When Kennedy suddenly and unexpectedly declared an end to the Cold War and decided to reach out to the Soviet Union and the communist world in a spirit of peaceful coexistence and friendship, he was throwing the gauntlet down to the national-security establishment. He made it worse when he announced his intention to pull out all U.S. troops from Vietnam.
In one fell swoop, Kennedy was removing the entire justification for the U.S. government’s conversion to a national-security state. He was threatening what would continue to be an endless and ever-growing stream of tax-funded largess for an ever-growing military-intelligence establishment.
But the way that the U.S. national-security establishment saw it, Kennedy was a naive, neophyte, philandering playboy whose actions and policies were leading America to a Cold War defeat at the hands of the communists. It concluded that as president, he posed a much graver threat to national security than even Iranian Prime Minister Mohammad Mossedegh and Guatemalan President Jacobo Arbenz, both of whom had been violently removed from power by the CIA in 1953 and 1954 for supposedly being soft on communism.

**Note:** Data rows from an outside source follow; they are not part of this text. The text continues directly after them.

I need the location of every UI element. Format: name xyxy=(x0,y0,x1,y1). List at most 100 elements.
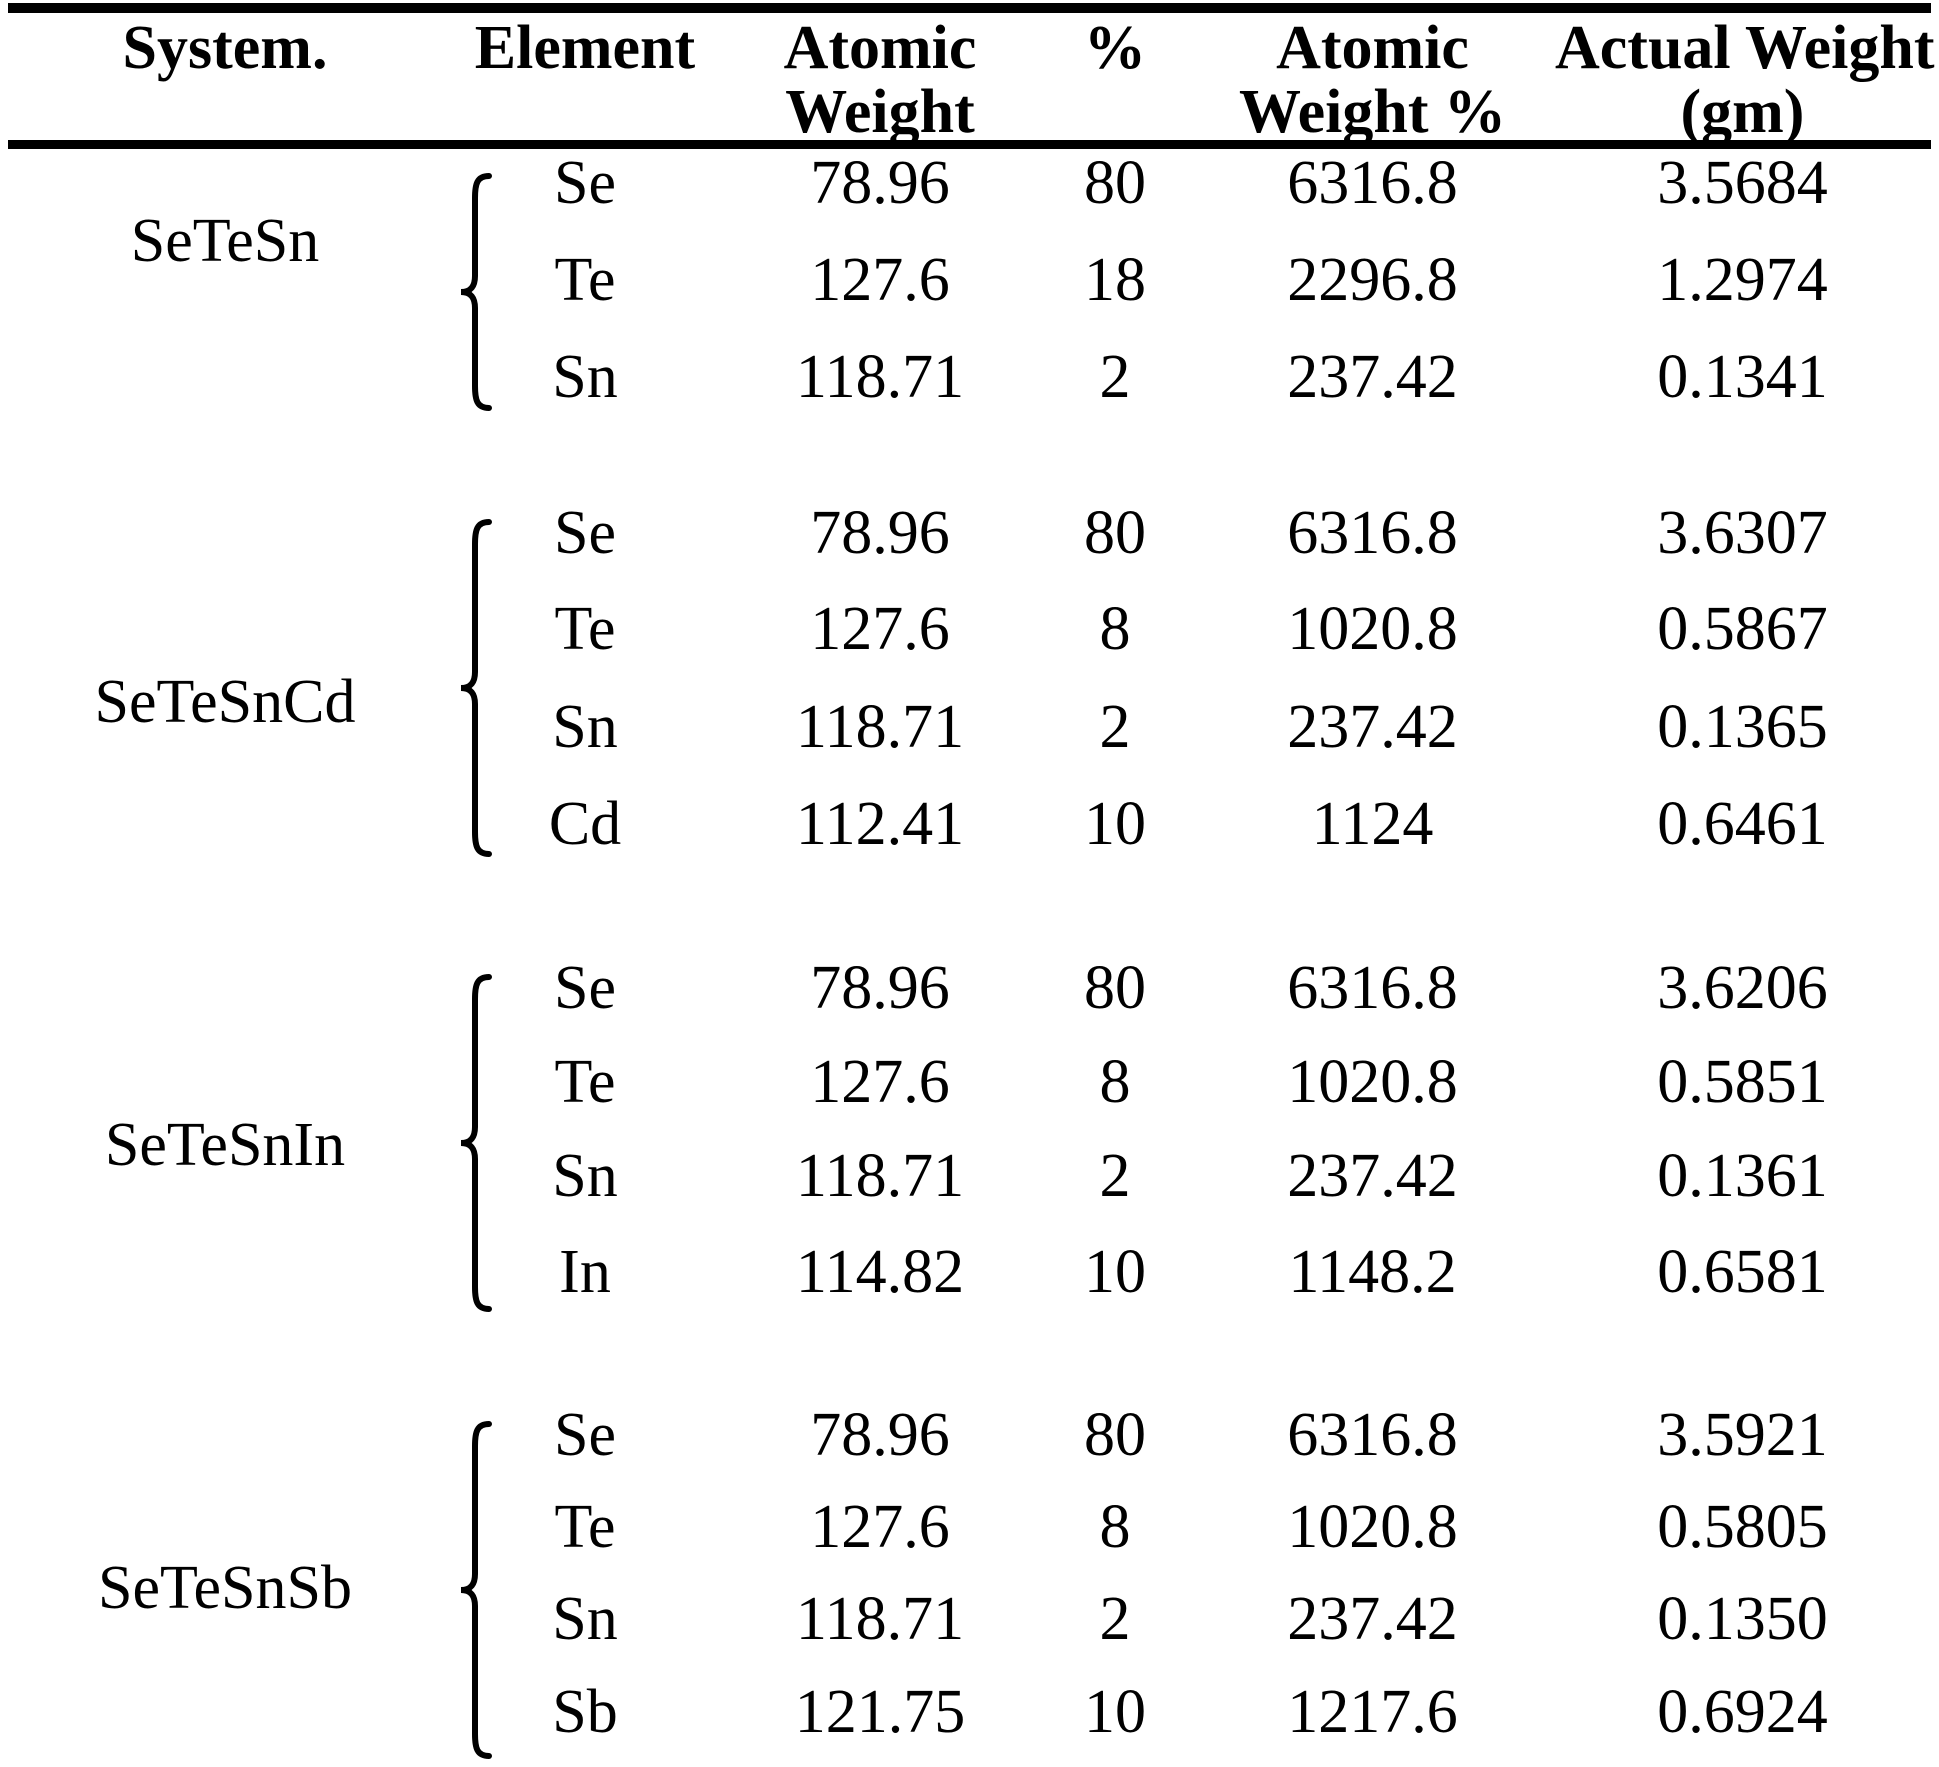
actual-weight-cell: 0.6924 xyxy=(1657,1678,1828,1746)
atomic-weight-cell: 118.71 xyxy=(795,1142,965,1210)
atomic-weight-cell: 127.6 xyxy=(810,1048,950,1116)
atomic-weight-percent-cell: 237.42 xyxy=(1287,343,1458,411)
table-top-rule xyxy=(8,3,1931,13)
atomic-weight-percent-cell: 1148.2 xyxy=(1288,1238,1457,1306)
system-label-setesnin: SeTeSnIn xyxy=(104,1111,346,1179)
element-cell: Se xyxy=(554,1401,616,1469)
percent-cell: 10 xyxy=(1084,1238,1146,1306)
atomic-weight-percent-cell: 1124 xyxy=(1311,790,1434,858)
actual-weight-cell: 1.2974 xyxy=(1657,246,1828,314)
atomic-weight-percent-cell: 6316.8 xyxy=(1287,499,1458,567)
percent-cell: 8 xyxy=(1099,595,1131,663)
table-row: Sn 118.71 2 237.42 0.1365 xyxy=(450,695,1930,759)
element-cell: Sn xyxy=(552,343,618,411)
actual-weight-cell: 3.5921 xyxy=(1657,1401,1828,1469)
table-row: In 114.82 10 1148.2 0.6581 xyxy=(450,1240,1930,1304)
header-system-line2 xyxy=(0,80,450,144)
actual-weight-cell: 0.1365 xyxy=(1657,693,1828,761)
actual-weight-cell: 0.1341 xyxy=(1657,343,1828,411)
atomic-weight-percent-cell: 6316.8 xyxy=(1287,149,1458,217)
atomic-weight-cell: 78.96 xyxy=(810,954,950,1022)
table-header-row-line2: Weight Weight % (gm) xyxy=(0,80,1930,144)
element-cell: Sn xyxy=(552,1585,618,1653)
percent-cell: 80 xyxy=(1084,499,1146,567)
table-row: Se 78.96 80 6316.8 3.6307 xyxy=(450,501,1930,565)
actual-weight-cell: 0.1350 xyxy=(1657,1585,1828,1653)
atomic-weight-percent-cell: 1020.8 xyxy=(1287,1048,1458,1116)
element-cell: Te xyxy=(554,595,616,663)
percent-cell: 8 xyxy=(1099,1493,1131,1561)
table-row: Se 78.96 80 6316.8 3.6206 xyxy=(450,956,1930,1020)
percent-cell: 2 xyxy=(1099,1585,1131,1653)
header-divider-rule xyxy=(8,140,1931,149)
element-cell: Te xyxy=(554,1493,616,1561)
atomic-weight-percent-cell: 6316.8 xyxy=(1287,1401,1458,1469)
element-cell: Se xyxy=(554,954,616,1022)
atomic-weight-cell: 78.96 xyxy=(810,1401,950,1469)
table-row: Te 127.6 18 2296.8 1.2974 xyxy=(450,248,1930,312)
element-cell: Sb xyxy=(552,1678,618,1746)
percent-cell: 2 xyxy=(1099,343,1131,411)
table-row: Sn 118.71 2 237.42 0.1361 xyxy=(450,1144,1930,1208)
atomic-weight-cell: 118.71 xyxy=(795,693,965,761)
table-row: Sb 121.75 10 1217.6 0.6924 xyxy=(450,1680,1930,1744)
atomic-weight-cell: 118.71 xyxy=(795,1585,965,1653)
atomic-weight-cell: 112.41 xyxy=(795,790,965,858)
table-row: Se 78.96 80 6316.8 3.5684 xyxy=(450,151,1930,215)
actual-weight-cell: 3.6206 xyxy=(1657,954,1828,1022)
percent-cell: 80 xyxy=(1084,954,1146,1022)
percent-cell: 80 xyxy=(1084,1401,1146,1469)
group-brace-setesnsb xyxy=(455,1420,495,1760)
actual-weight-cell: 0.6461 xyxy=(1657,790,1828,858)
header-actual-weight-line2: (gm) xyxy=(1680,78,1805,146)
atomic-weight-percent-cell: 1020.8 xyxy=(1287,595,1458,663)
element-cell: Sn xyxy=(552,1142,618,1210)
element-cell: In xyxy=(559,1238,611,1306)
table-row: Cd 112.41 10 1124 0.6461 xyxy=(450,792,1930,856)
header-system: System. xyxy=(122,14,328,82)
actual-weight-cell: 3.5684 xyxy=(1657,149,1828,217)
system-label-setesncd: SeTeSnCd xyxy=(94,668,356,736)
percent-cell: 8 xyxy=(1099,1048,1131,1116)
table-header-row-line1: System. Element Atomic % Atomic Actual W… xyxy=(0,14,1935,82)
actual-weight-cell: 0.5867 xyxy=(1657,595,1828,663)
atomic-weight-percent-cell: 237.42 xyxy=(1287,693,1458,761)
atomic-weight-cell: 78.96 xyxy=(810,149,950,217)
element-cell: Se xyxy=(554,499,616,567)
percent-cell: 10 xyxy=(1084,790,1146,858)
actual-weight-cell: 0.5805 xyxy=(1657,1493,1828,1561)
table-row: Se 78.96 80 6316.8 3.5921 xyxy=(450,1403,1930,1467)
atomic-weight-cell: 114.82 xyxy=(795,1238,965,1306)
atomic-weight-percent-cell: 1020.8 xyxy=(1287,1493,1458,1561)
atomic-weight-cell: 127.6 xyxy=(810,595,950,663)
actual-weight-cell: 0.5851 xyxy=(1657,1048,1828,1116)
table-row: Te 127.6 8 1020.8 0.5805 xyxy=(450,1495,1930,1559)
percent-cell: 2 xyxy=(1099,1142,1131,1210)
actual-weight-cell: 0.6581 xyxy=(1657,1238,1828,1306)
table-row: Sn 118.71 2 237.42 0.1341 xyxy=(450,345,1930,409)
actual-weight-cell: 0.1361 xyxy=(1657,1142,1828,1210)
atomic-weight-percent-cell: 1217.6 xyxy=(1287,1678,1458,1746)
header-atomic-weight-percent-line2: Weight % xyxy=(1239,78,1506,146)
system-label-setesn: SeTeSn xyxy=(130,207,320,275)
element-cell: Sn xyxy=(552,693,618,761)
percent-cell: 10 xyxy=(1084,1678,1146,1746)
header-percent-line2 xyxy=(1040,80,1190,144)
atomic-weight-percent-cell: 6316.8 xyxy=(1287,954,1458,1022)
table-row: Sn 118.71 2 237.42 0.1350 xyxy=(450,1587,1930,1651)
percent-cell: 80 xyxy=(1084,149,1146,217)
atomic-weight-cell: 118.71 xyxy=(795,343,965,411)
header-atomic-weight-percent: Atomic xyxy=(1276,14,1469,82)
table-row: Te 127.6 8 1020.8 0.5867 xyxy=(450,597,1930,661)
percent-cell: 2 xyxy=(1099,693,1131,761)
atomic-weight-percent-cell: 2296.8 xyxy=(1287,246,1458,314)
atomic-weight-cell: 78.96 xyxy=(810,499,950,567)
atomic-weight-cell: 121.75 xyxy=(794,1678,966,1746)
atomic-weight-cell: 127.6 xyxy=(810,246,950,314)
group-brace-setesn xyxy=(455,172,495,412)
header-atomic-weight: Atomic xyxy=(783,14,977,82)
element-cell: Cd xyxy=(548,790,622,858)
atomic-weight-percent-cell: 237.42 xyxy=(1287,1142,1458,1210)
header-atomic-weight-line2: Weight xyxy=(785,78,975,146)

The national-security establishment knew that an impeachment of Kennedy would likely end in failure. They also knew that it was a virtual certainty that Kennedy would defeat Barry Goldwater in the 1964 election. The die was cast, just as it would be in Chile ten years later. To save the nation from a president who now posed a grave threat to national security, the national-security establishment would have to act, even if its actions were unconstitutional.